SPIE Journal Paper | 10 August 2024
Shengxue Cao, Biao Zhu, Keyan Kong, Lixiang Ma, Bingyou Liu
KEYWORDS: Performance modeling, Optical tracking, Education and training, Data modeling, Video, Detection and tracking algorithms, Network architectures, Deformation, Ablation, Head
A challenge in video tracking is effectively utilizing temporal correlation to navigate the complexity of a tracking scene without imposing additional computational requirements. Different from trackers that rely on online update templates, our methodology introduces a concise and efficient Siamese tracker, which assimilates temporal information via an offline strategy, named SiamGPF. Given the potential for a target to display varied appearances over time, a dependence solely on static template information proves inadequate for addressing extreme deformations and occlusions. Accordingly, we integrate the historical state of the target as pseudo-priori information into our framework, using global and local cross-correlation to fuse features accurately. Furthermore, we introduce a state fusion module to enhance the interplay of information across disparate temporal points of the target.

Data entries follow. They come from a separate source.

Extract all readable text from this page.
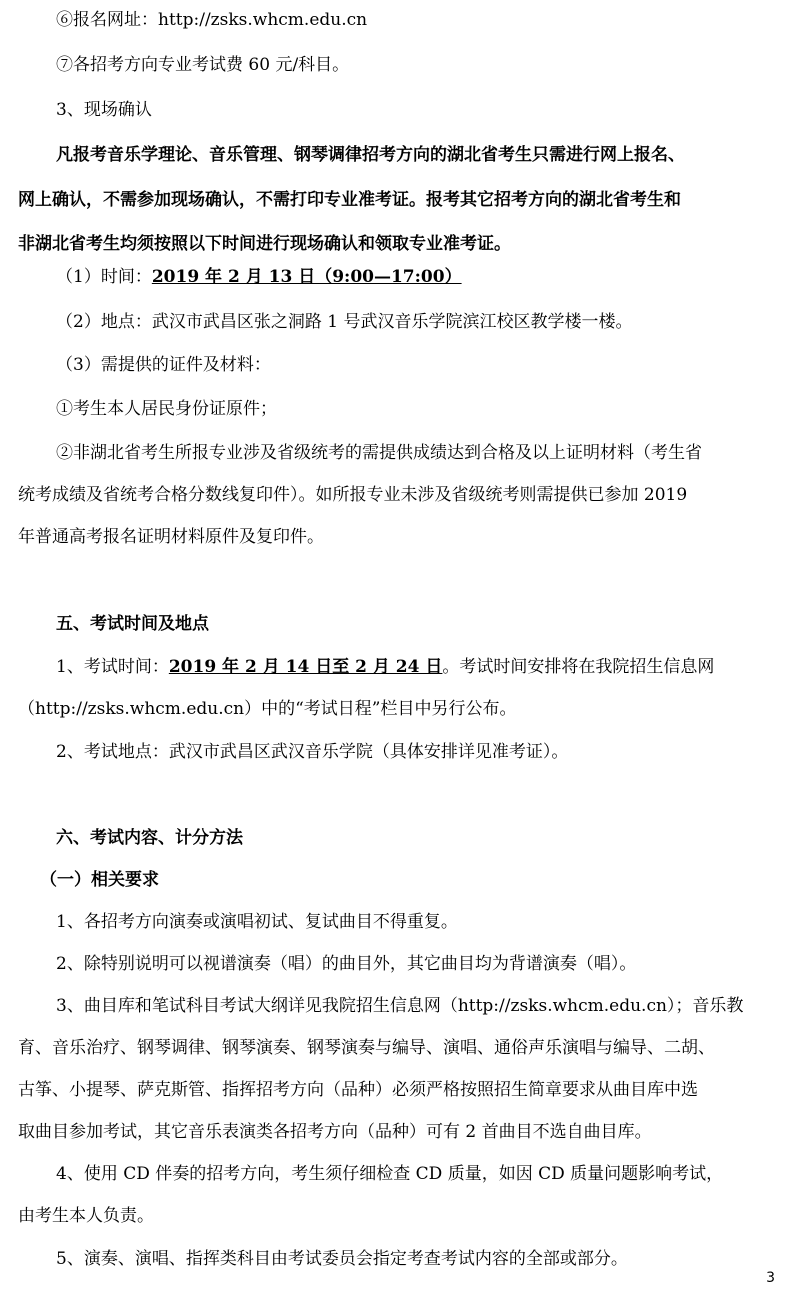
⑥报名网址：http://zsks.whcm.edu.cn
⑦各招考方向专业考试费 60 元/科目。
3、现场确认
凡报考音乐学理论、音乐管理、钢琴调律招考方向的湖北省考生只需进行网上报名、
网上确认，不需参加现场确认，不需打印专业准考证。报考其它招考方向的湖北省考生和
非湖北省考生均须按照以下时间进行现场确认和领取专业准考证。
（1）时间：2019 年 2 月 13 日（9:00—17:00）
（2）地点：武汉市武昌区张之洞路 1 号武汉音乐学院滨江校区教学楼一楼。
（3）需提供的证件及材料：
①考生本人居民身份证原件；
②非湖北省考生所报专业涉及省级统考的需提供成绩达到合格及以上证明材料（考生省
统考成绩及省统考合格分数线复印件）。如所报专业未涉及省级统考则需提供已参加 2019
年普通高考报名证明材料原件及复印件。
五、考试时间及地点
1、考试时间：2019 年 2 月 14 日至 2 月 24 日。考试时间安排将在我院招生信息网
（http://zsks.whcm.edu.cn）中的“考试日程”栏目中另行公布。
2、考试地点：武汉市武昌区武汉音乐学院（具体安排详见准考证）。
六、考试内容、计分方法
（一）相关要求
1、各招考方向演奏或演唱初试、复试曲目不得重复。
2、除特别说明可以视谱演奏（唱）的曲目外，其它曲目均为背谱演奏（唱）。
3、曲目库和笔试科目考试大纲详见我院招生信息网（http://zsks.whcm.edu.cn）；音乐教
育、音乐治疗、钢琴调律、钢琴演奏、钢琴演奏与编导、演唱、通俗声乐演唱与编导、二胡、
古筝、小提琴、萨克斯管、指挥招考方向（品种）必须严格按照招生简章要求从曲目库中选
取曲目参加考试，其它音乐表演类各招考方向（品种）可有 2 首曲目不选自曲目库。
4、使用 CD 伴奏的招考方向，考生须仔细检查 CD 质量，如因 CD 质量问题影响考试，
由考生本人负责。
5、演奏、演唱、指挥类科目由考试委员会指定考查考试内容的全部或部分。
3
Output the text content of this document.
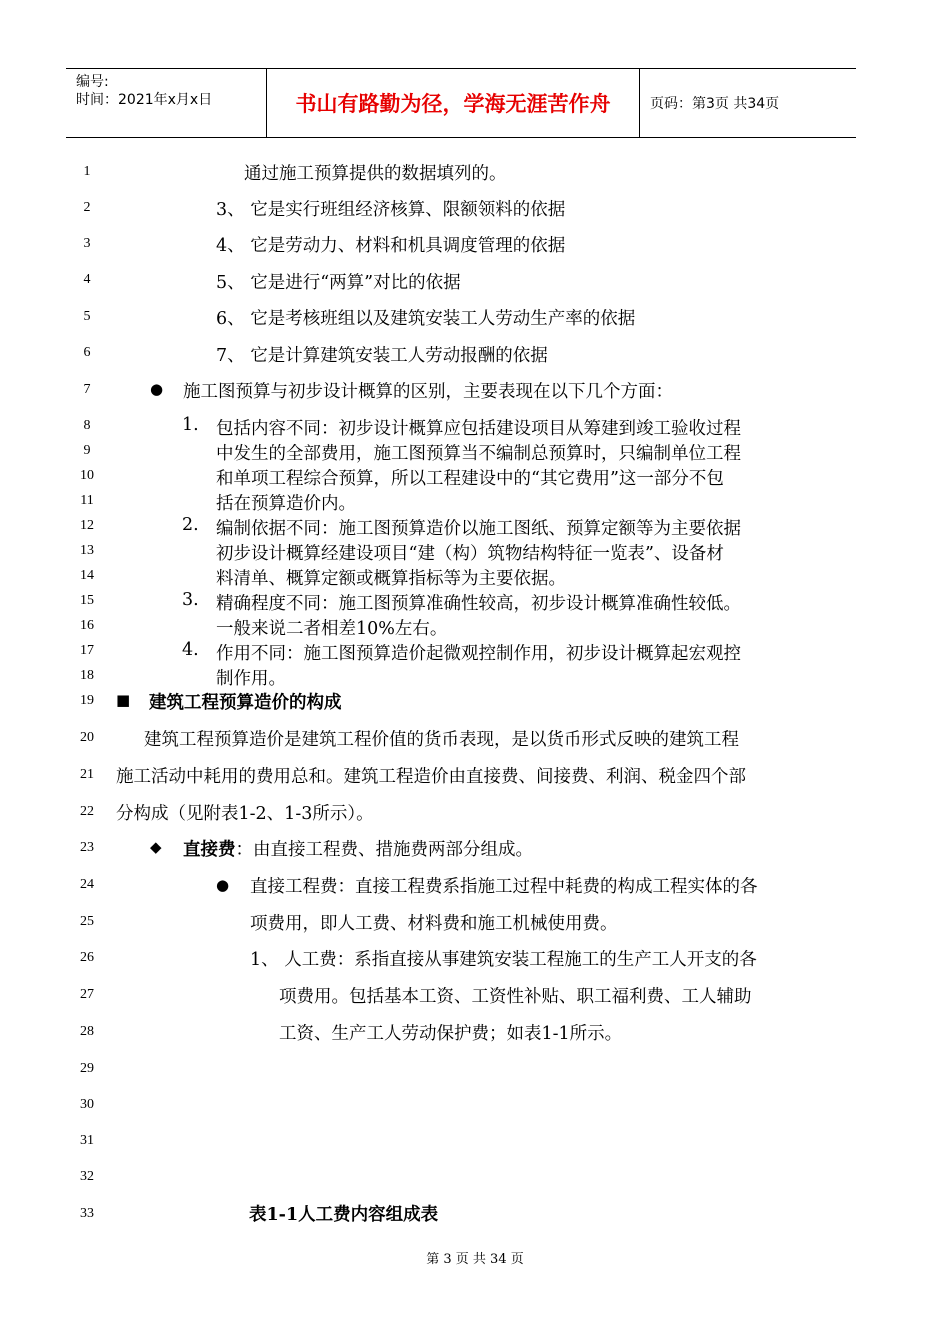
编号:
时间：2021年x月x日	书山有路勤为径，学海无涯苦作舟	页码：第3页 共34页
1
2
3
4
5
6
7
8
9
10
11
12
13
14
15
16
17
18
19
20
21
22
23
24
25
26
27
28
29
30
31
32
33
通过施工预算提供的数据填列的。
3、 它是实行班组经济核算、限额领料的依据
4、 它是劳动力、材料和机具调度管理的依据
5、 它是进行“两算”对比的依据
6、 它是考核班组以及建筑安装工人劳动生产率的依据
7、 它是计算建筑安装工人劳动报酬的依据
● 施工图预算与初步设计概算的区别，主要表现在以下几个方面：
1. 包括内容不同：初步设计概算应包括建设项目从筹建到竣工验收过程
中发生的全部费用，施工图预算当不编制总预算时，只编制单位工程
和单项工程综合预算，所以工程建设中的“其它费用”这一部分不包
括在预算造价内。
2. 编制依据不同：施工图预算造价以施工图纸、预算定额等为主要依据
初步设计概算经建设项目“建（构）筑物结构特征一览表”、设备材
料清单、概算定额或概算指标等为主要依据。
3. 精确程度不同：施工图预算准确性较高，初步设计概算准确性较低。
一般来说二者相差10%左右。
4. 作用不同：施工图预算造价起微观控制作用，初步设计概算起宏观控
制作用。
■ 建筑工程预算造价的构成
建筑工程预算造价是建筑工程价值的货币表现，是以货币形式反映的建筑工程
施工活动中耗用的费用总和。建筑工程造价由直接费、间接费、利润、税金四个部
分构成（见附表1-2、1-3所示）。
◆ 直接费：由直接工程费、措施费两部分组成。
● 直接工程费：直接工程费系指施工过程中耗费的构成工程实体的各
项费用，即人工费、材料费和施工机械使用费。
1、 人工费：系指直接从事建筑安装工程施工的生产工人开支的各
项费用。包括基本工资、工资性补贴、职工福利费、工人辅助
工资、生产工人劳动保护费；如表1-1所示。
表1-1人工费内容组成表
第 3 页 共 34 页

In the inference phase, we implement a cost-effective prior frame dynamic selector, adept at eliminating low-quality target information, thereby substantially augmenting the robustness of the tracker. Our tracker exhibits competitive performance across prominent tracking benchmark datasets (OTB100, LaSOT, LaSOTExt, UAV123, NFS, TC128, GOT-10k, and VOT2016), with the official GOT-10k server evaluation results demonstrating an impressive operational speed of 212 FPS.